Friday, October 19, 2012

Neural Networks, Coursera, and Common Lisp

There is a course offered on machine learning using artificial neural networks offered at Coursera this "semester".  I am taking it and it is my first class I have taken with Coursera.  I have forgotten how nice it is to learn a new subject.

Besides the fact that artificial neural networks have always interested me, one of the reasons I decided to take this class is to become somewhat fluent in Python, which for some reason I thought would be one of the supported languages.  Turns out it isn't, but no matter.  Python is popular enough that someone will always port to Python.

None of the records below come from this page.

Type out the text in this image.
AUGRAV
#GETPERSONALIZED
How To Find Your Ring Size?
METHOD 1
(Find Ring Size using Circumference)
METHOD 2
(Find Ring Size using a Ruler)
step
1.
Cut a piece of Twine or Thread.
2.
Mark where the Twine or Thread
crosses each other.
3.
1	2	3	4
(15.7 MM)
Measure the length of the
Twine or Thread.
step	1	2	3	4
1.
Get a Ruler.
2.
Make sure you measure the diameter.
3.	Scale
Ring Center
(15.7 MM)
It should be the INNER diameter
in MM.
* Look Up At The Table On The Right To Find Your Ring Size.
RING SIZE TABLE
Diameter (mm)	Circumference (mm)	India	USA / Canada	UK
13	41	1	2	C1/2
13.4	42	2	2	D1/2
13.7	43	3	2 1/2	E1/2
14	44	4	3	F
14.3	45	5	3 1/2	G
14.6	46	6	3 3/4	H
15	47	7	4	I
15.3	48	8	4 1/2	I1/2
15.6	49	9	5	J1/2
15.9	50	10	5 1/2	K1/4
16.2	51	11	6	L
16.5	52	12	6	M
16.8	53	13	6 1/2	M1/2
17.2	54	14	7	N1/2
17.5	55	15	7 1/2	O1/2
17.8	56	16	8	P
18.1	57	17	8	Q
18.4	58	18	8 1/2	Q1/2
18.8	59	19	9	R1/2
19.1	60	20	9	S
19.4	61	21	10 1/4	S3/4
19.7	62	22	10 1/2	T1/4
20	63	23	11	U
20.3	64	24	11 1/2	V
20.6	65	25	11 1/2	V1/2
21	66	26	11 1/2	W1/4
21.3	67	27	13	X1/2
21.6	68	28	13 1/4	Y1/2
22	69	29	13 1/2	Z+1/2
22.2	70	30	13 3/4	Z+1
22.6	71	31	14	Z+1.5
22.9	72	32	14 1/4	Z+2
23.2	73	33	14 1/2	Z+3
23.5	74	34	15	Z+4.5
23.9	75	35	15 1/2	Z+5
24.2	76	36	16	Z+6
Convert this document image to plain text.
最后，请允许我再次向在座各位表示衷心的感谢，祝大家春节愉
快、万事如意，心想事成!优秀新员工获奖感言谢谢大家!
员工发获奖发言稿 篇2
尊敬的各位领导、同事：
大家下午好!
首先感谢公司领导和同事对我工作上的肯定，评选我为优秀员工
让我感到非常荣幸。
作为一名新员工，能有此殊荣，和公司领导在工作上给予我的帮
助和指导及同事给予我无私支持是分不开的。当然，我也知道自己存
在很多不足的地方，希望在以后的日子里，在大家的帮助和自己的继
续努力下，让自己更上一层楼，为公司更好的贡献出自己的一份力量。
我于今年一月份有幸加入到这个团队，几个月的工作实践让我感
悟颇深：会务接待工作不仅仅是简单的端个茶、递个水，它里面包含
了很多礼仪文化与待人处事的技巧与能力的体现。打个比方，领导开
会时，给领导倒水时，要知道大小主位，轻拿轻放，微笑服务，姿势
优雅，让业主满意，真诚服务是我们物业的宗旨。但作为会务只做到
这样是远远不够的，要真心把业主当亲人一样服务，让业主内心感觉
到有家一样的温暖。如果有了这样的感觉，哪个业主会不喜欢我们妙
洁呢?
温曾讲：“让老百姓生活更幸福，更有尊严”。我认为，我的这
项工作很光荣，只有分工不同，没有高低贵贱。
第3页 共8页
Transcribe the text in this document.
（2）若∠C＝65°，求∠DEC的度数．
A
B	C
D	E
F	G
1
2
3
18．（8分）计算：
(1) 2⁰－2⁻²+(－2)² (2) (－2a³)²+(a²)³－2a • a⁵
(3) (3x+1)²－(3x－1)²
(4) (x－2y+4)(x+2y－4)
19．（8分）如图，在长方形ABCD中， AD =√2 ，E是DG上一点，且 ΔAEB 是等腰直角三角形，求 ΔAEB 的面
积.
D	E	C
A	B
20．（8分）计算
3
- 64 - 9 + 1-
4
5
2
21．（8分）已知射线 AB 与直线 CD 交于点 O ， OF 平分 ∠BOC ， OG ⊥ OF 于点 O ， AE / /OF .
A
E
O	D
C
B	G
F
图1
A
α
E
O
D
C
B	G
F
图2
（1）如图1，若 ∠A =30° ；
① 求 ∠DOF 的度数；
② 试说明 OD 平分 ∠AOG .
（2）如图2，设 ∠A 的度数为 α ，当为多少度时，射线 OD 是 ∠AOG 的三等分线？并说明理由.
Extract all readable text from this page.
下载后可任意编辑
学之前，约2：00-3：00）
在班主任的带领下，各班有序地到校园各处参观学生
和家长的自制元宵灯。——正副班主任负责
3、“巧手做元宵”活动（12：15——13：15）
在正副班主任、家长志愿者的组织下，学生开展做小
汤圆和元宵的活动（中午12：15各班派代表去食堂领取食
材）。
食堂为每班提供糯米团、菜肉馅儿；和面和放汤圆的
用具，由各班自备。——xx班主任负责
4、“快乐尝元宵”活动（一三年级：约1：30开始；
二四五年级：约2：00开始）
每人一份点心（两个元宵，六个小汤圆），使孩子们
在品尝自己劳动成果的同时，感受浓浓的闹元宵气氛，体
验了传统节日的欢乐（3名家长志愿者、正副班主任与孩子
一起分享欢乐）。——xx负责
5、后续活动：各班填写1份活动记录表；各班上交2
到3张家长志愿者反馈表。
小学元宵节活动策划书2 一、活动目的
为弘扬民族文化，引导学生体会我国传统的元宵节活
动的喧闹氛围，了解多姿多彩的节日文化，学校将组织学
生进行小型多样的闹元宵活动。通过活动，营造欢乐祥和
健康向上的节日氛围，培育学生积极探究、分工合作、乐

I figure I might as well do the same for Common Lisp.  This is very late for the first assignment, and I make no promises that it will be more timely in the future.  I decided not to do a line by line porting of the Octave or Python code to Lisp because, well that's just not how we Lispers do things.  It is cleaner in its current form, but harder to prove correct at a glance.  Also, I will be using some packages that I have been working on but are not officially released, such as my zgnuplot library.  I have been using this plotting library with in-house code for a long time, but it is still pretty rough around the edges and the interface is still in flux (hopefully headed towards something a bit better).  But whatever, it's out there, feel free to do what you will with it.

Note to people that might fork this, the rules on Coursera (well, at least this course) is that you shouldn't post solutions.  So don't work off this repo, plug your solution into it, and publish it online.  You should probably work in a private branch that you don't publish to Github.